Et le genre d'ennemi qui vous rappellera forcément quelque-chose.

E

L’histoire de Crise Core se situe quelques années avant celle de Final Fantasy VII, lorsque Cloud n’était alors qu’un simple combattant de seconde zone au service de la Shinra, l’EDF de Midgard. Le scénario se focalise sur Zack Fair, le héros classieux dont les éléments historiques éparpillés le long de Final Fantasy VII ne laissaient que peu d’indice sur l’importance latente du personnage, sauf pour les plus malins d’entre vous qui avaient trouvé cette fameuse vidéo relatant le sauvetage de Cloud par notre nouvel héros ainsi que la fin de celui-ci. Désolé si le test part un peu en spoil, mais je doute que les lecteurs de mon modeste test ne soit pas déjà au courant de la trame principale de Final Fantasy VII, je doute même qu’ils n’y aient pas joué. Ce que j’entends par là, c’est que jouer à Crisis Core c’est un peu comme regarder Titanic, la fin est plus que connue dans notre culture populaire. Je m’excuse d’avance auprès des néophytes, même si je doute qu’il y en ait beaucoup sur un site aussi spécialisé que le notre, mais je compte bien écrire ce test comme si je m’adressais à n’importe-quel joueur normal de RPG, autrement dit à quelqu’un qui a déjà fait Final Fantasy VII.

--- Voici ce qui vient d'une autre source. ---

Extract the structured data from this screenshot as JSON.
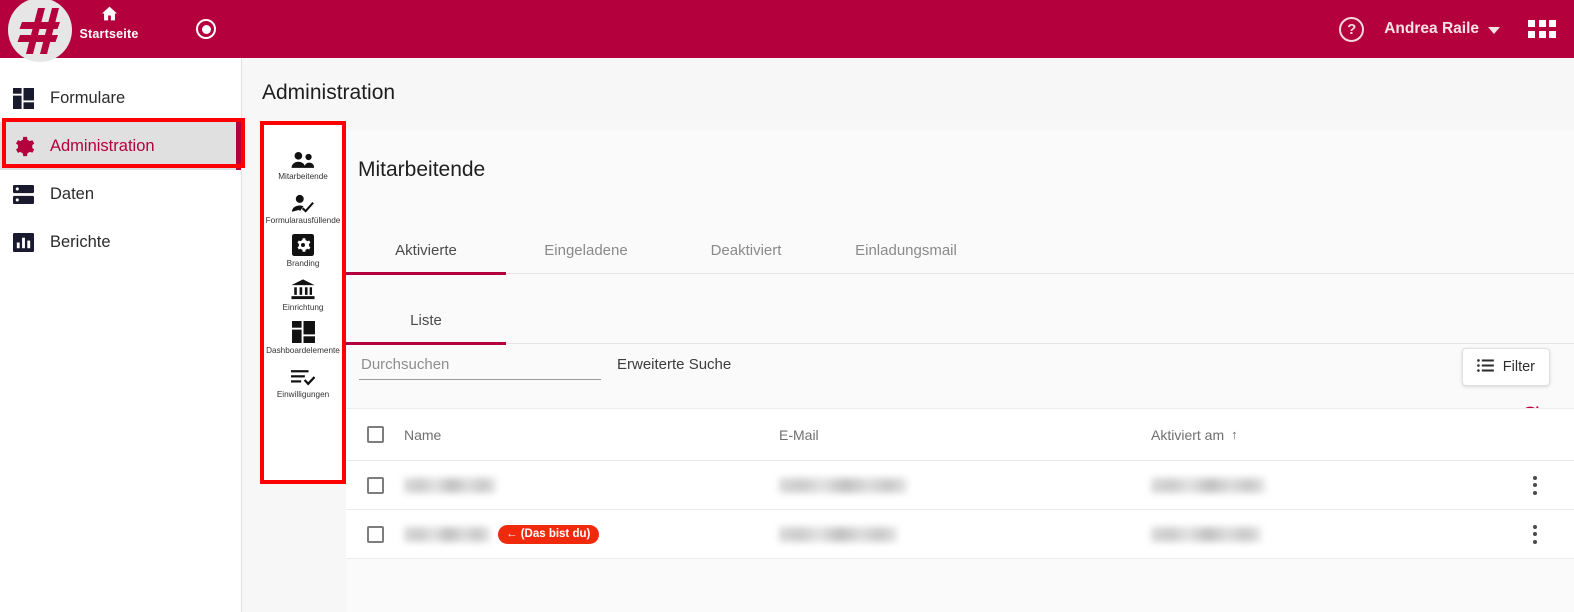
{
  "header": {
    "logo_icon": "hash-logo-icon",
    "home_label": "Startseite",
    "home_icon": "home-icon",
    "record_icon": "record-circle-icon",
    "help_icon": "help-circle-icon",
    "user_name": "Andrea Raile",
    "user_chevron_icon": "chevron-down-icon",
    "apps_icon": "apps-grid-icon",
    "brand_color": "#B4003C"
  },
  "sidebar": {
    "items": [
      {
        "label": "Formulare",
        "icon": "forms-grid-icon",
        "active": false
      },
      {
        "label": "Administration",
        "icon": "gear-icon",
        "active": true
      },
      {
        "label": "Daten",
        "icon": "database-icon",
        "active": false
      },
      {
        "label": "Berichte",
        "icon": "bar-chart-icon",
        "active": false
      }
    ]
  },
  "icon_rail": {
    "items": [
      {
        "label": "Mitarbeitende",
        "icon": "people-icon"
      },
      {
        "label": "Formularausfüllende",
        "icon": "person-check-icon"
      },
      {
        "label": "Branding",
        "icon": "gear-square-icon"
      },
      {
        "label": "Einrichtung",
        "icon": "bank-icon"
      },
      {
        "label": "Dashboardelemente",
        "icon": "dashboard-grid-icon"
      },
      {
        "label": "Einwilligungen",
        "icon": "list-check-icon"
      }
    ]
  },
  "main": {
    "page_title": "Administration",
    "card_title": "Mitarbeitende",
    "tabs_primary": [
      {
        "label": "Aktivierte",
        "active": true
      },
      {
        "label": "Eingeladene",
        "active": false
      },
      {
        "label": "Deaktiviert",
        "active": false
      },
      {
        "label": "Einladungsmail",
        "active": false
      }
    ],
    "tabs_secondary": [
      {
        "label": "Liste",
        "active": true
      }
    ],
    "search": {
      "placeholder": "Durchsuchen",
      "value": "",
      "advanced_label": "Erweiterte Suche"
    },
    "filter_button": {
      "label": "Filter",
      "icon": "filter-list-icon"
    },
    "refresh_button": {
      "icon": "refresh-icon",
      "color": "#C2003F"
    },
    "table": {
      "columns": [
        {
          "key": "name",
          "label": "Name"
        },
        {
          "key": "email",
          "label": "E-Mail"
        },
        {
          "key": "activated",
          "label": "Aktiviert am",
          "sort": "asc",
          "sort_icon": "arrow-up-icon"
        }
      ],
      "rows": [
        {
          "name": "",
          "email": "",
          "activated": "",
          "redacted": true,
          "is_you": false
        },
        {
          "name": "",
          "email": "",
          "activated": "",
          "redacted": true,
          "is_you": true
        }
      ],
      "you_badge_label": "← (Das bist du)"
    }
  },
  "annotations": {
    "color": "#FF0000",
    "boxes": [
      {
        "name": "sidebar-administration-highlight"
      },
      {
        "name": "icon-rail-highlight"
      }
    ]
  }
}
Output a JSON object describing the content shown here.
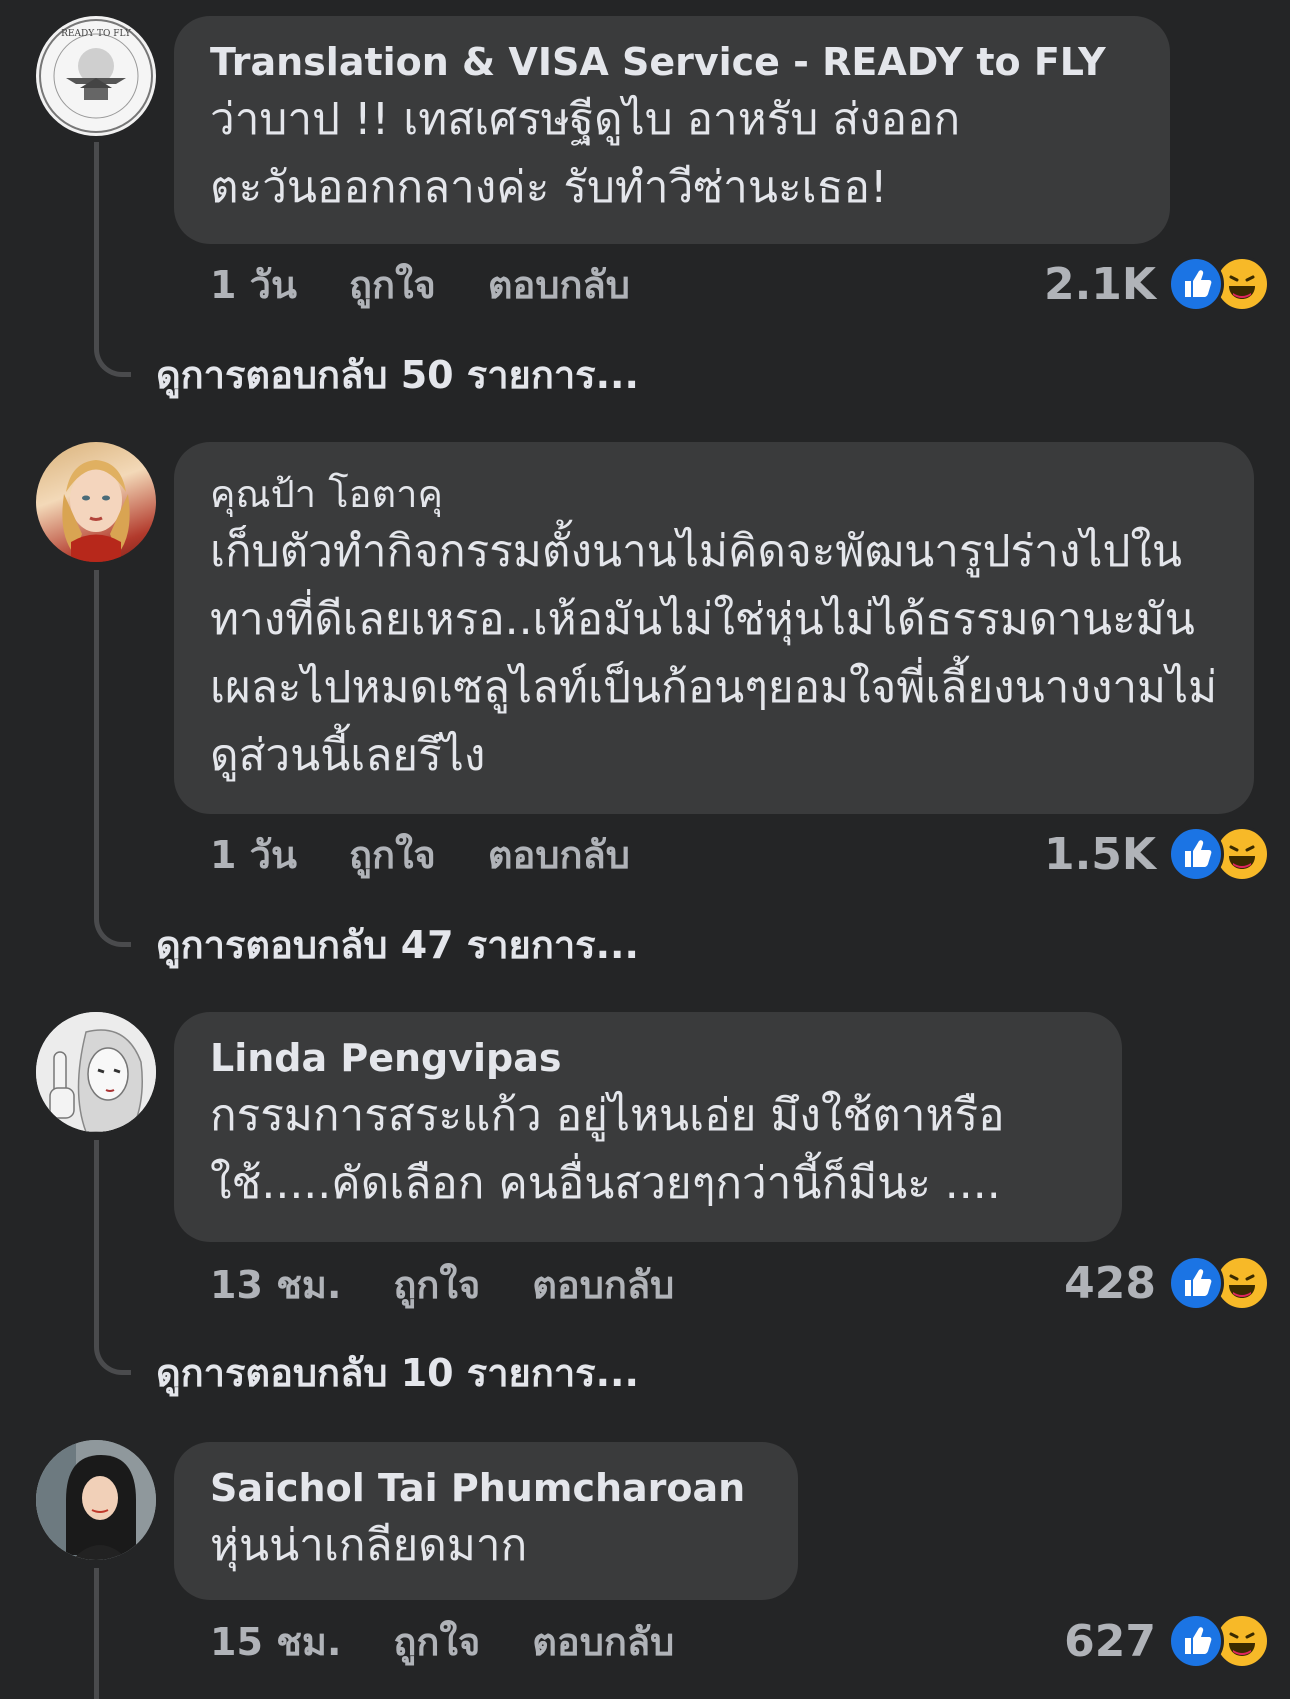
{
  "colors": {
    "background": "#242526",
    "bubble": "#3a3b3c",
    "like": "#1b74e4",
    "haha": "#f7b928"
  },
  "comments": [
    {
      "author": "Translation & VISA Service - READY to FLY",
      "avatar_logo_text": "READY TO FLY",
      "text": "ว่าบาป !! เทสเศรษฐีดูไบ  อาหรับ  ส่งออก ตะวันออกกลางค่ะ  รับทำวีซ่านะเธอ!",
      "time": "1 วัน",
      "like_label": "ถูกใจ",
      "reply_label": "ตอบกลับ",
      "reaction_count": "2.1K",
      "view_replies": "ดูการตอบกลับ 50 รายการ..."
    },
    {
      "author": "คุณป้า โอตาคุ",
      "text": "เก็บตัวทำกิจกรรมตั้งนานไม่คิดจะพัฒนารูปร่างไปในทางที่ดีเลยเหรอ..เห้อมันไม่ใช่หุ่นไม่ได้ธรรมดานะมันเผละไปหมดเซลูไลท์เป็นก้อนๆยอมใจพี่เลี้ยงนางงามไม่ดูส่วนนี้เลยรึไง",
      "time": "1 วัน",
      "like_label": "ถูกใจ",
      "reply_label": "ตอบกลับ",
      "reaction_count": "1.5K",
      "view_replies": "ดูการตอบกลับ 47 รายการ..."
    },
    {
      "author": "Linda Pengvipas",
      "text": "กรรมการสระแก้ว อยู่ไหนเอ่ย มึงใช้ตาหรือใช้.....คัดเลือก คนอื่นสวยๆกว่านี้ก็มีนะ ....",
      "time": "13 ชม.",
      "like_label": "ถูกใจ",
      "reply_label": "ตอบกลับ",
      "reaction_count": "428",
      "view_replies": "ดูการตอบกลับ 10 รายการ..."
    },
    {
      "author": "Saichol Tai Phumcharoan",
      "text": "หุ่นน่าเกลียดมาก",
      "time": "15 ชม.",
      "like_label": "ถูกใจ",
      "reply_label": "ตอบกลับ",
      "reaction_count": "627"
    }
  ]
}
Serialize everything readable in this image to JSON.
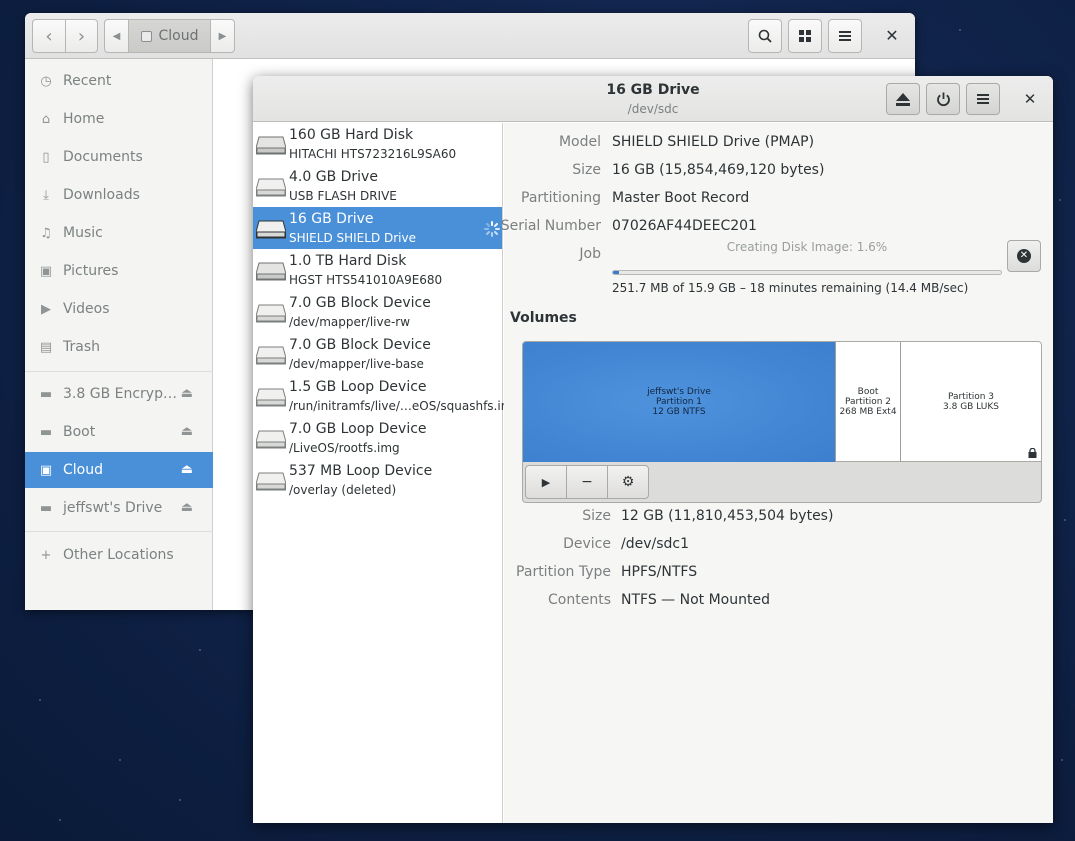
{
  "files": {
    "path_label": "Cloud",
    "sidebar": {
      "items": [
        {
          "label": "Recent",
          "icon": "clock-icon"
        },
        {
          "label": "Home",
          "icon": "home-icon"
        },
        {
          "label": "Documents",
          "icon": "document-icon"
        },
        {
          "label": "Downloads",
          "icon": "download-icon"
        },
        {
          "label": "Music",
          "icon": "music-icon"
        },
        {
          "label": "Pictures",
          "icon": "camera-icon"
        },
        {
          "label": "Videos",
          "icon": "video-icon"
        },
        {
          "label": "Trash",
          "icon": "trash-icon"
        }
      ],
      "devices": [
        {
          "label": "3.8 GB Encryp…",
          "icon": "drive-icon"
        },
        {
          "label": "Boot",
          "icon": "drive-icon"
        },
        {
          "label": "Cloud",
          "icon": "drive-icon",
          "active": true
        },
        {
          "label": "jeffswt's Drive",
          "icon": "drive-icon"
        }
      ],
      "other_locations": "Other Locations"
    }
  },
  "disks": {
    "title": "16 GB Drive",
    "subtitle": "/dev/sdc",
    "drives": [
      {
        "title": "160 GB Hard Disk",
        "subtitle": "HITACHI HTS723216L9SA60"
      },
      {
        "title": "4.0 GB Drive",
        "subtitle": "USB FLASH DRIVE"
      },
      {
        "title": "16 GB Drive",
        "subtitle": "SHIELD SHIELD Drive",
        "selected": true
      },
      {
        "title": "1.0 TB Hard Disk",
        "subtitle": "HGST HTS541010A9E680"
      },
      {
        "title": "7.0 GB Block Device",
        "subtitle": "/dev/mapper/live-rw"
      },
      {
        "title": "7.0 GB Block Device",
        "subtitle": "/dev/mapper/live-base"
      },
      {
        "title": "1.5 GB Loop Device",
        "subtitle": "/run/initramfs/live/…eOS/squashfs.img"
      },
      {
        "title": "7.0 GB Loop Device",
        "subtitle": "/LiveOS/rootfs.img"
      },
      {
        "title": "537 MB Loop Device",
        "subtitle": "/overlay (deleted)"
      }
    ],
    "drive_info": {
      "model_label": "Model",
      "model": "SHIELD SHIELD Drive (PMAP)",
      "size_label": "Size",
      "size": "16 GB (15,854,469,120 bytes)",
      "partitioning_label": "Partitioning",
      "partitioning": "Master Boot Record",
      "serial_label": "Serial Number",
      "serial": "07026AF44DEEC201",
      "job_label": "Job",
      "job_caption": "Creating Disk Image: 1.6%",
      "job_progress": 0.016,
      "job_status": "251.7 MB of 15.9 GB – 18 minutes remaining (14.4 MB/sec)"
    },
    "volumes_label": "Volumes",
    "partitions": [
      {
        "name": "jeffswt's Drive",
        "number": "Partition 1",
        "info": "12 GB NTFS"
      },
      {
        "name": "Boot",
        "number": "Partition 2",
        "info": "268 MB Ext4"
      },
      {
        "name": "Partition 3",
        "info": "3.8 GB LUKS"
      }
    ],
    "volume_info": {
      "size_label": "Size",
      "size": "12 GB (11,810,453,504 bytes)",
      "device_label": "Device",
      "device": "/dev/sdc1",
      "ptype_label": "Partition Type",
      "ptype": "HPFS/NTFS",
      "contents_label": "Contents",
      "contents": "NTFS — Not Mounted"
    }
  },
  "colors": {
    "accent": "#4a90d9",
    "partition_fill": "#3b7fce"
  }
}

Nous sommes donc au commande de Zack Fair, un soldat qui passera très vite première classe dont les principales missions seront d’assurer la pérennité de Midgard, et par là même d’affermir le business de la Shinra. Très vite, notre fougueux héro, plein de rêves de gloire, sera happé par des évènements qui le dépassent ; mettant en scène, entre autres, la trahison de Sephiroth et la disparition des ses amis et mentors. Bien entendu, la Shinra jouera un sombre rôle dans cette ascension personnelle que connaitra Zack, un personnage aussi attachant que Charismatique. Une histoire à part entière, un nouveau casting et une narration à toute épreuve composent cet opus d’une nouvelle ère.

Zack et Cloud lors des cut scènes en images de synthèse.

Aerith !!!

N

Les qualités intrinsèques du jeu sont nombreuses, mais la première qui vous tapera très justement dans l’œil est la qualité graphique du soft. Que ce soit les décors très bien réalisés et fidèles au jeu d’origine ou la modélisation des personnages, tout y est parfaitement affiné. La qualité des vidéos est époustouflantes, à tel point que certaines nous rappellent Advent Children par leur fluidité, leur qualité d’éclairage et la rage de leur action. Les scènes avec le moteur du jeu sont aussi très proches de ce qui se faisait sur PS2, avec toujours cette animation exemplaire et un choix de couleurs toujours des plus judicieux.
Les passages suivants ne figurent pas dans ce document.